Seharusnya, dia biarkan saja semua memar di tubuhnya. Karena melihatnya hanya membuatnya tersenyum pada dirinya sendiri, menyadari bahkan dirinya sudah tidak peduli lagi. Biarlah, biarlah, biar saja. Biarkan saja.
Ya, ya. Ya, biarkan saja—biarkan semua yang terjadi. Biarkan berlalu dan biarkan terlewat. Biarkan nasib dan takdir menjalin benangnya dan membawanya.
Biarkan, waktu membawanya ke ujung jalan sana.
Tidak apa-apa. Tidak apa-apa. Mengulangnya bagai melodi tersendiri, setidaknya menyapa seutas senyuman di paras tirusnya. Shiota Nagisa memang tidak pernah memiliki dirinya sendiri. Shiota Nagisa adalah milik ibunya. Karena dia adalah bagian yang terlahir kembali dari wanita itu.
Wanita yang tidak pernah berpuas diri akan apa yang telah didapatkannya. Wanita yang hanya mengisi hidupnya dengan menyesal dan menyesal. Seluruh isi hidupnya hanya bisa disesali, tanpa pernah mengingat setitik pun kebahagaiaan yang mungkin pernah menghampiri.
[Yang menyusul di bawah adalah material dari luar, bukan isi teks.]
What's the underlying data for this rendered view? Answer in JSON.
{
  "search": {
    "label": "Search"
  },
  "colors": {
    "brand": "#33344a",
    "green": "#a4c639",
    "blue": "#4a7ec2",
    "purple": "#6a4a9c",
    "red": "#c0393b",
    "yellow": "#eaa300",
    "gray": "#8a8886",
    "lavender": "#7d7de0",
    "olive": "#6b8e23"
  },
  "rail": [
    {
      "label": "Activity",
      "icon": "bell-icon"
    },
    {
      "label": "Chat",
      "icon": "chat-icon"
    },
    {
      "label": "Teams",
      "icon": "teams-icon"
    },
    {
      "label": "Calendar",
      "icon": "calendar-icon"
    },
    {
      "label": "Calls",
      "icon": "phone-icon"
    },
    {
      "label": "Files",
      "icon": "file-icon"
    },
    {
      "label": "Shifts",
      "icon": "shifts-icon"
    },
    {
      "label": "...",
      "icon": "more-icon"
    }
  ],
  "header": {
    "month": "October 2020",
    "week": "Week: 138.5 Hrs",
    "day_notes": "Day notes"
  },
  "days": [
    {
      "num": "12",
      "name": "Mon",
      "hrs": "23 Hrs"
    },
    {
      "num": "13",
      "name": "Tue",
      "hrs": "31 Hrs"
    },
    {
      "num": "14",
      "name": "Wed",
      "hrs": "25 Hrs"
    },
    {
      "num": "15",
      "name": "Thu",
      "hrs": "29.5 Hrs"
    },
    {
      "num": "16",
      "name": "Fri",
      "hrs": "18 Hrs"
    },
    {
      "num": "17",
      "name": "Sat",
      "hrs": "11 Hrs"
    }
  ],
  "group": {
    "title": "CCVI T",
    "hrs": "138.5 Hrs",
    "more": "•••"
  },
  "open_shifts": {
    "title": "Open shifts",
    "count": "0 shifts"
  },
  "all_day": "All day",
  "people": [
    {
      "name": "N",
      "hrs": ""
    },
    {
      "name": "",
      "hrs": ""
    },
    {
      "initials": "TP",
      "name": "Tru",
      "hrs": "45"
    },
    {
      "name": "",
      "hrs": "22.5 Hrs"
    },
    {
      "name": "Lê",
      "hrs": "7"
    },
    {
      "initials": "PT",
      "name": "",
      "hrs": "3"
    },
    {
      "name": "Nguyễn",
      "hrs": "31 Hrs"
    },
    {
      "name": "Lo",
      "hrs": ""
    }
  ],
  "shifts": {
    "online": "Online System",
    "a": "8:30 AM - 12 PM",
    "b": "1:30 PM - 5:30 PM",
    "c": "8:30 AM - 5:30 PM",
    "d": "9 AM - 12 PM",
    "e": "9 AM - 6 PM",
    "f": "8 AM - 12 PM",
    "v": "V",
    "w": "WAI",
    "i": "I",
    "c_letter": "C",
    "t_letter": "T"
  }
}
Sekaligus wanita yang selalu mengungkapkan perasaannya pada sang putra. Menampar, memaki, menghajar. Seolah luka fisik belum cukup, seluruh luapan emosinya ditumpahkan begitu saja pada Nagisa. Senantiasa menghitung-hitung segala yang telah diberikannya pada putranya.
Dan adakah seorang ibu yang berkelakuan seperti itu? Adakah seorang ibu yang seperti itu? Seorang ibu.
Tetapi Nagisa berusaha menekan jeritan batinnya ketika menolak sang ibu. Hiromi adalah ibunya, dan dia adalah seorang anak yang berbakti pada orang tuanya. Dan dengan jatuh ke kelas 3E adalah sebuah pembangkangan dari permintaan ibunya. Dengan menjadi hitman adalah hal yang tidak diinginkan wanita itu. Menyatakan diri sebagai laki-laki adalah kesalahan di mata Hiromi. Sebab Nagisa adalah anak perempuannya—karena memang seharusnya seperti itu.
Daripada kata aku ingin mati, sesungguhnya Nagisa sudah kehilangan minat untuk sekedar mati. Karena jauh dalam dirinya, pemuda bersurai biru itu telah membusuk bersama bangkai angan dan harapnya akan sebuah kebebasan.
Yang tersisa adalah jasad dengan napasnya yang tanpa keinginan untuk hidup. Nagisa hanya tidak ingin hidup, jika dia harus hidup demi orang lain—karena orang lain. Dan apakah kehidupannya yang dimulai dari tangisan kecil dalam dekapan Hiromi dapat dikatakan hidup?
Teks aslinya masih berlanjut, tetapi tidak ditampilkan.